Lamar has been at the top of his game for years and his own industry has refused to award him, so it was certainly a shock that the Pulitzer board would.

Beyoncé’s performance was breathtaking in many of the ways Lamar’s album is. It is black art devoid of pandering to a white aesthetic and it celebrates black history while also managing to entertain. It’s no surprise that Beyoncé and Lamar have collaborated — during her Coachella set Beyoncé performed their joint song, “Freedom,” after a rendition of the Black National Anthem, James Weldon Johnson’s song “Lift Every Voice and Sing.” She performed it alone this time, but she’s performed the song with Lamar before — most famously at the 2016 BET Awards as they splashed about in a pool of water, baptizing themselves and the audiences with their asomatous art.

Freedom to both artists is, to put it simply, to proclaim, “I’m black and I’m proud” as James Brown did in 1968. For Beyoncé, it’s thanking Coachella for “allowing [her] to be the first black woman to headline,” then adding, “ain’t that a bitch?” before launching into a black joie de vivre. For Lamar, it’s his music allowing him to use his poetry to reckon with absolution from the personal sins he was ushered into while growing up amidst gang violence in Compton.

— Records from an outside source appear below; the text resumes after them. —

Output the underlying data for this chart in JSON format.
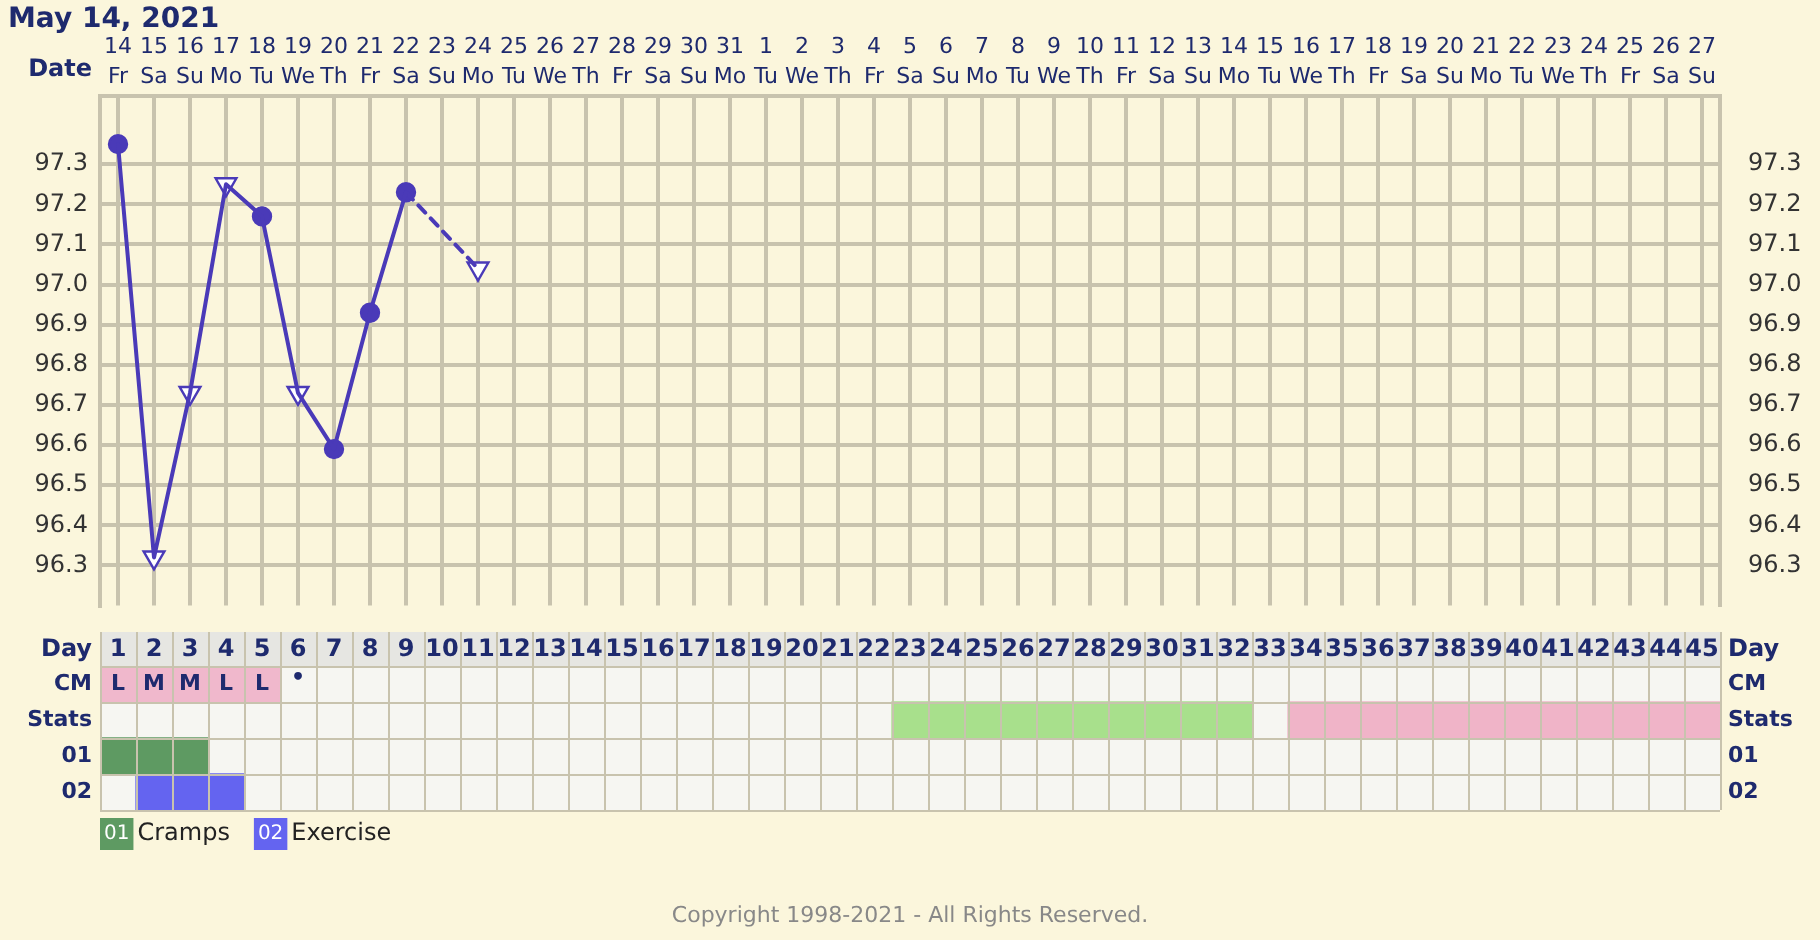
{
  "chart_data": [
    {
      "type": "line",
      "title": "May 14, 2021",
      "xlabel": "Date",
      "categories": [
        "14 Fr",
        "15 Sa",
        "16 Su",
        "17 Mo",
        "18 Tu",
        "19 We",
        "20 Th",
        "21 Fr",
        "22 Sa",
        "23 Su",
        "24 Mo",
        "25 Tu",
        "26 We",
        "27 Th",
        "28 Fr",
        "29 Sa",
        "30 Su",
        "31 Mo",
        "1 Tu",
        "2 We",
        "3 Th",
        "4 Fr",
        "5 Sa",
        "6 Su",
        "7 Mo",
        "8 Tu",
        "9 We",
        "10 Th",
        "11 Fr",
        "12 Sa",
        "13 Su",
        "14 Mo",
        "15 Tu",
        "16 We",
        "17 Th",
        "18 Fr",
        "19 Sa",
        "20 Su",
        "21 Mo",
        "22 Tu",
        "23 We",
        "24 Th",
        "25 Fr",
        "26 Sa",
        "27 Su"
      ],
      "ylim": [
        96.2,
        97.47
      ],
      "yticks": [
        96.3,
        96.4,
        96.5,
        96.6,
        96.7,
        96.8,
        96.9,
        {
          "value": 97.0,
          "label": "97.0"
        },
        97.1,
        97.2,
        97.3
      ],
      "y2lim": [
        96.2,
        97.47
      ],
      "y2ticks": [
        96.3,
        96.4,
        96.5,
        96.6,
        96.7,
        96.8,
        96.9,
        {
          "value": 97.0,
          "label": "97.0"
        },
        97.1,
        97.2,
        97.3
      ],
      "grid": true,
      "series": [
        {
          "type": "line",
          "color": "#4a3ab8",
          "line_style": "solid",
          "marker": "none",
          "values": [
            97.35,
            96.32,
            96.73,
            97.25,
            97.17,
            96.73,
            96.59,
            96.93,
            97.23,
            null,
            null,
            null,
            null,
            null,
            null,
            null,
            null,
            null,
            null,
            null,
            null,
            null,
            null,
            null,
            null,
            null,
            null,
            null,
            null,
            null,
            null,
            null,
            null,
            null,
            null,
            null,
            null,
            null,
            null,
            null,
            null,
            null,
            null,
            null,
            null
          ]
        },
        {
          "type": "line",
          "color": "#4a3ab8",
          "line_style": "dashed",
          "marker": "none",
          "values": [
            null,
            null,
            null,
            null,
            null,
            null,
            null,
            null,
            97.23,
            null,
            97.04,
            null,
            null,
            null,
            null,
            null,
            null,
            null,
            null,
            null,
            null,
            null,
            null,
            null,
            null,
            null,
            null,
            null,
            null,
            null,
            null,
            null,
            null,
            null,
            null,
            null,
            null,
            null,
            null,
            null,
            null,
            null,
            null,
            null,
            null
          ]
        },
        {
          "type": "scatter",
          "color": "#4a3ab8",
          "marker": "circle",
          "x": [
            "14 Fr",
            "18 Tu",
            "20 Th",
            "21 Fr",
            "22 Sa"
          ],
          "values": [
            97.35,
            97.17,
            96.59,
            96.93,
            97.23
          ]
        },
        {
          "type": "scatter",
          "color": "#4a3ab8",
          "marker": "triangle",
          "x": [
            "15 Sa",
            "16 Su",
            "17 Mo",
            "19 We",
            "24 Mo"
          ],
          "values": [
            96.32,
            96.73,
            97.25,
            96.73,
            97.04
          ]
        }
      ]
    },
    {
      "type": "bar",
      "orientation": "horizontal",
      "xlabel": "Day",
      "grid": true,
      "legend": "bottom left",
      "categories": [
        "CM",
        "Stats",
        "01",
        "02"
      ],
      "xlim": [
        0.5,
        45.5
      ],
      "xticks": [
        1,
        2,
        3,
        4,
        5,
        6,
        7,
        8,
        9,
        10,
        11,
        12,
        13,
        14,
        15,
        16,
        17,
        18,
        19,
        20,
        21,
        22,
        23,
        24,
        25,
        26,
        27,
        28,
        29,
        30,
        31,
        32,
        33,
        34,
        35,
        36,
        37,
        38,
        39,
        40,
        41,
        42,
        43,
        44,
        45
      ],
      "series": [
        {
          "color": "#f0b8cc",
          "base": [
            0.5,
            null,
            null,
            null
          ],
          "values": [
            5,
            null,
            null,
            null
          ]
        },
        {
          "color": "#a8e08c",
          "base": [
            null,
            22.5,
            null,
            null
          ],
          "values": [
            null,
            10,
            null,
            null
          ]
        },
        {
          "color": "#f0b4c8",
          "base": [
            null,
            33.5,
            null,
            null
          ],
          "values": [
            null,
            12,
            null,
            null
          ]
        },
        {
          "name": "Cramps",
          "color": "#5e9a62",
          "base": [
            null,
            null,
            0.5,
            null
          ],
          "values": [
            null,
            null,
            3,
            null
          ]
        },
        {
          "name": "Exercise",
          "color": "#6464f0",
          "base": [
            null,
            null,
            null,
            1.5
          ],
          "values": [
            null,
            null,
            null,
            3
          ]
        }
      ],
      "annotations": [
        {
          "text": "L",
          "x": 1,
          "y": "CM"
        },
        {
          "text": "M",
          "x": 2,
          "y": "CM"
        },
        {
          "text": "M",
          "x": 3,
          "y": "CM"
        },
        {
          "text": "L",
          "x": 4,
          "y": "CM"
        },
        {
          "text": "L",
          "x": 5,
          "y": "CM"
        },
        "•",
        "Copyright 1998-2021 - All Rights Reserved."
      ]
    }
  ]
}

It’s perhaps prophetic then, that Lamar is the first to win the Pulitzer as a rapper. Wasn’t it the first black sitting President to admit that his favorite album is a rap album — Lamar's To Pimp a Butterfly? When Canedy said “the time was right” after she announced Lamar’s win, she wasn’t speaking as someone who had finally acknowledged the power of hip-hop in exploring dimensions of black life. It was only in July of last year that Canedy replaced Mike Pride as the administer of the Pulitzer Prizes, becoming the first woman and first African-American to hold the position. If it was about time for Lamar, then it was about time for Canedy as well — and for greater recognition of black excellence.